REPUBLIKA.CO.ID, LONDON -- Inggris akan menerapkan vonis penjara yang lebih berat bagi terpidana teroris dan akan menghentikan pembebasan awal. Keputusan tersebut sebagai bagian dari serangkaian langkah mengatasi terorisme, Selasa (21/1).
Perdana Menteri Boris Johnson berjanji akan melakukan perubahan setelah serangan terjadi di dekat Jembatan London pada November. Pada saat itu, terpidana teroris Usman Khan, yang dibebaskan lebih awal, menewaskan dua orang.
Khan divonis minimal delapan tahun penjara pada 2012, dengan syarat dewan pembebasan menilai tingkat bahaya sosok itu terhadap publik sebelum ia dibebaskan. Ia dibebaskan pada Desember 2018 tanpa penafsiran semacam itu.
"Serangan teror yang tak masuk akal di Fishmongers' Hall pada November membenturkan kami dengan beberapa kebenaran yang sulit tentang bagaimana kami menangani pelaku teror," kata Menteri Dalam Negeri Priti Patel melalui pernyataan.
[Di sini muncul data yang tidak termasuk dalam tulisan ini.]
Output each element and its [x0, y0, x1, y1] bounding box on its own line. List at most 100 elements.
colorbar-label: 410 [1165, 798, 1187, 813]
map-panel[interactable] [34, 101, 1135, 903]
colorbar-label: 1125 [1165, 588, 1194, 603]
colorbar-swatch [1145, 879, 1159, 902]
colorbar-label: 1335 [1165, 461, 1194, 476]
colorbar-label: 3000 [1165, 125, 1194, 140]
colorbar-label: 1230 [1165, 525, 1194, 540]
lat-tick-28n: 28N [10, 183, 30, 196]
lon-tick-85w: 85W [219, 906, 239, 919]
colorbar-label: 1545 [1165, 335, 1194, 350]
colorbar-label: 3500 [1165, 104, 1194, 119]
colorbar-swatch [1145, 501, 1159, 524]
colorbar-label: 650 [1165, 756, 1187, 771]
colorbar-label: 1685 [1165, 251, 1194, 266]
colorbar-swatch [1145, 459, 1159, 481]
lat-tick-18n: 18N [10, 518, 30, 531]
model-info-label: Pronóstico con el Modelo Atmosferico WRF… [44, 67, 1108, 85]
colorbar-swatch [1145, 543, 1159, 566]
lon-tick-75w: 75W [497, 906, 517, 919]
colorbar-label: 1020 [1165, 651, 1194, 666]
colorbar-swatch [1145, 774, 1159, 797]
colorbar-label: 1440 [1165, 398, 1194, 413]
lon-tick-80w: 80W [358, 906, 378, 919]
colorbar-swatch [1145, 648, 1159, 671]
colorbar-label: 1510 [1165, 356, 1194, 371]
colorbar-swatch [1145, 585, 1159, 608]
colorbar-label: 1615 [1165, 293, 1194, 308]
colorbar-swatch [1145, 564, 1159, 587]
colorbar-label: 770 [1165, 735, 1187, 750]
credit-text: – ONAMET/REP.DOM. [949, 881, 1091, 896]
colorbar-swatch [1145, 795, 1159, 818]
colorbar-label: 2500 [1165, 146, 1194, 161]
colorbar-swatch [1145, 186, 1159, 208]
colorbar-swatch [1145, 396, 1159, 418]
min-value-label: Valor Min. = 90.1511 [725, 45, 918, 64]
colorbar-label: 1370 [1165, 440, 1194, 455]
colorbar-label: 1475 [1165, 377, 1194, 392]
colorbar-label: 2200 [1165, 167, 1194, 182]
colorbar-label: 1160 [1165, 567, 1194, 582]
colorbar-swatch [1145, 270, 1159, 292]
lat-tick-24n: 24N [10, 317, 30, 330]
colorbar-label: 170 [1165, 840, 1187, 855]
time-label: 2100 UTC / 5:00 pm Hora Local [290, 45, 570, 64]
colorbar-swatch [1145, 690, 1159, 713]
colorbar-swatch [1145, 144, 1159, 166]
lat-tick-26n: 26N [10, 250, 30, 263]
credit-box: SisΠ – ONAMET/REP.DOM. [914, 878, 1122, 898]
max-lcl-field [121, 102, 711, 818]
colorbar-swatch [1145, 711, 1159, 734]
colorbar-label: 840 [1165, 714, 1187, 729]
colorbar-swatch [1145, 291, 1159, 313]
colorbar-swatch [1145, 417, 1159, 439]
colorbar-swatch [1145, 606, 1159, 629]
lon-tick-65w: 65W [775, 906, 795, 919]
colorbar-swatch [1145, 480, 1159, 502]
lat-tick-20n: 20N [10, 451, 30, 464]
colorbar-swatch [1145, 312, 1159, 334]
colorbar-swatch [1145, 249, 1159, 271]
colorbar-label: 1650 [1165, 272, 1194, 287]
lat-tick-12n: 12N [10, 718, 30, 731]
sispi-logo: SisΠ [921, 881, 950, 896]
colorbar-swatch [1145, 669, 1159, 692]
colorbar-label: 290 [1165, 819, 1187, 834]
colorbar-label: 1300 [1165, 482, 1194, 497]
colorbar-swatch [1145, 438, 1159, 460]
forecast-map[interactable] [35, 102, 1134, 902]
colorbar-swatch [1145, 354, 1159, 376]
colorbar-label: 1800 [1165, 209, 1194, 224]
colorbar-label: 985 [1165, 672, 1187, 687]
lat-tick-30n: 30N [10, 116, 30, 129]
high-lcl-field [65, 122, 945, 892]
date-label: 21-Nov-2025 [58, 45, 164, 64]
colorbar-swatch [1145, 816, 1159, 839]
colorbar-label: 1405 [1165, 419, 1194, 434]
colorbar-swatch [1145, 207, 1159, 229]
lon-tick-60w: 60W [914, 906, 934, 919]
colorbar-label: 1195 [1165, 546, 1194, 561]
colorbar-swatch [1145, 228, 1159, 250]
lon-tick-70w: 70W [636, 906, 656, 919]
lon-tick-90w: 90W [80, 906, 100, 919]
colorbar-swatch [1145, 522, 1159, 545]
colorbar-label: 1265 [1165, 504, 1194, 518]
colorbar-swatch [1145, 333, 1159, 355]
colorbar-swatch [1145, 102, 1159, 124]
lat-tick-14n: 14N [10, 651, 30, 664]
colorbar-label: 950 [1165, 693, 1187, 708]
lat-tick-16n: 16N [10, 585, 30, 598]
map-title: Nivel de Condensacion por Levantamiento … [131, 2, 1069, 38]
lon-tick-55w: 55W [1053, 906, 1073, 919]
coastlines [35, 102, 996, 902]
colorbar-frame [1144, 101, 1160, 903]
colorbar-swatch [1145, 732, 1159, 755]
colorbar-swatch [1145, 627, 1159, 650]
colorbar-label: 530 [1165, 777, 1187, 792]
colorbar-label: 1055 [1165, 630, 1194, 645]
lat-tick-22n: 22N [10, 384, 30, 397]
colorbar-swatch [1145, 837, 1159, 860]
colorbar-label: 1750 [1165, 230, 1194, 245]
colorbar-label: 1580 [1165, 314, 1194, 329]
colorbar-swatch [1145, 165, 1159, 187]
Pemerintah yang terpilih pada Desember, menyebutkan akan membuat undang-undang antiterorisme baru dalam 100 hari pertamanya. Undang-undang itu akan memaksa pelanggar berbahaya, yang menerima vonis tambahan, menghabiskan sepanjang waktunya di penjara.
Mereka yang divonis dengan pelanggaran, seperti merencanakan aksi terorisme atau mengarahkan organisasi teroris akan menghadapi hukuman minimal 14 tahun penjara. Pemerintah juga akan meninjau ulang bagaimana pelaku teror diperlakukan ketika mereka dibebaskan.
Ayah dari salah satu korban Khan, Jack Merritt (25 tahun), yang pekerjaannya berkaitan dengan skema rehabilitasi tahanan, pada saat itu mengatakan putranya akan kecewa melihat kematiannya digunakan untuk membenarkan hukuman yang lebih berat.